Layup Parts raised $42 million in Series A funding as it tries to make custom carbon-fiber and fiberglass parts as easy to order as consumer goods, a promise aimed squarely at one of manufacturing’s slowest corners. The Huntington Beach, California, startup said the round was led by Marlinspike, with new investors Cerberus Ventures and Pinegrove Venture Partners, and existing backers Founders Fund and LUX Capital.
The company’s bet is that composites matter too much to remain stuck in a manual, fragmented supply chain. Zack Eakin, who founded Layup with Hanno Kappen and Elisa Suarez, said he has spent about two decades working with composite materials, starting in motorsports before moving through Chip Ganassi Racing, The Boring Company and Anduril. Kappen and Suarez met Eakin while they were all at The Boring Company, and the trio launched Layup after Eakin left Anduril in 2024, where he had been director of mechanical engineering and led mechanical design work on products including Roadrunner.

Layup is trying to solve a practical problem that can slow defense, aerospace and other industrial programs: sourcing composite parts can still take far longer than ordering CNC machined or sheet metal components. Eakin said engineers can wait up to two weeks just to get a quote for a composite part, then another one to two weeks for a small simple part after a purchase order, or as long as four or five months for a larger or more complex component. He argued that companies such as Protolabs, Xometry, Fictiv and SendCutSend have made other manufacturing categories faster and more software-driven, while composites have lagged because they are harder to automate, still rely heavily on manual labor and have seen consolidation that reduced pressure on incumbents.
The startup’s own experience suggests how capital-intensive the business can be. Eakin said Layup used most of its $9 million seed round, raised in 2024, on capital expenditures. The company now employs about 60 people and plans to use the new money to hire more staff, expand into a larger facility this year and build out both software and factory capacity.

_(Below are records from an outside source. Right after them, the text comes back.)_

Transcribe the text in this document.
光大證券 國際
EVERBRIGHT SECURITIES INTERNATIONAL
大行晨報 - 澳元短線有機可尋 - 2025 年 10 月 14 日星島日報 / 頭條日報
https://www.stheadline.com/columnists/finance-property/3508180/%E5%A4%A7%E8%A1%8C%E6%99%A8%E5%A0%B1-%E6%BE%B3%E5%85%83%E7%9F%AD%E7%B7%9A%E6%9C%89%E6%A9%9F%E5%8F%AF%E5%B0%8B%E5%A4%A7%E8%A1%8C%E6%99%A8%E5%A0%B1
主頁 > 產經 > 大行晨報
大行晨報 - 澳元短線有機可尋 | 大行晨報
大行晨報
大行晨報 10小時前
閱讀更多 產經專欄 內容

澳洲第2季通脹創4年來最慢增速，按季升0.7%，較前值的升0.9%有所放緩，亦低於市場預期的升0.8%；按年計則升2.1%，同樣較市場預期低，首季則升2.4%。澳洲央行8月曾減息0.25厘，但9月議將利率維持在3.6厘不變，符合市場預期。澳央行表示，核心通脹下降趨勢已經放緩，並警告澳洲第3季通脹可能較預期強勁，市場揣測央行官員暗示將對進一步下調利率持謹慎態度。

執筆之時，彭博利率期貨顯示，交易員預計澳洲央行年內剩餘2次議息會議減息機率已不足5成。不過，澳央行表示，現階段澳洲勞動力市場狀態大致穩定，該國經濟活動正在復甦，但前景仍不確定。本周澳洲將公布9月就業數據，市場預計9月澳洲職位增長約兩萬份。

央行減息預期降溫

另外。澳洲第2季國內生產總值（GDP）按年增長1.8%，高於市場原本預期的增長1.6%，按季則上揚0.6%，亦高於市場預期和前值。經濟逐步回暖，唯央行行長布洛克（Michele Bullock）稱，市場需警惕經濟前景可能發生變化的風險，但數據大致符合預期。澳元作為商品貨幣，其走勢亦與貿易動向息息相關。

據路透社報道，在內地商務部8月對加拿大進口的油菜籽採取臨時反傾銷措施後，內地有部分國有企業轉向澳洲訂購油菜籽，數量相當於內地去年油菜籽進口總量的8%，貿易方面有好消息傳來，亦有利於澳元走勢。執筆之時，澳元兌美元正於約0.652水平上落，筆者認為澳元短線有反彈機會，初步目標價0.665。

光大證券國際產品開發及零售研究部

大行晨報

Layup’s early product, Roadrunner, illustrates the challenge it says it is built to attack. The system includes many composite components that are time-consuming and expensive to source, which is exactly the bottleneck Layup wants to remove. Eakin also said Palmer Luckey, Anduril chief executive Brian Schimpf and co-founder Matt Grimm gave him pitch feedback before the funding push, underscoring how closely the company’s message is tied to the defense-tech ecosystem.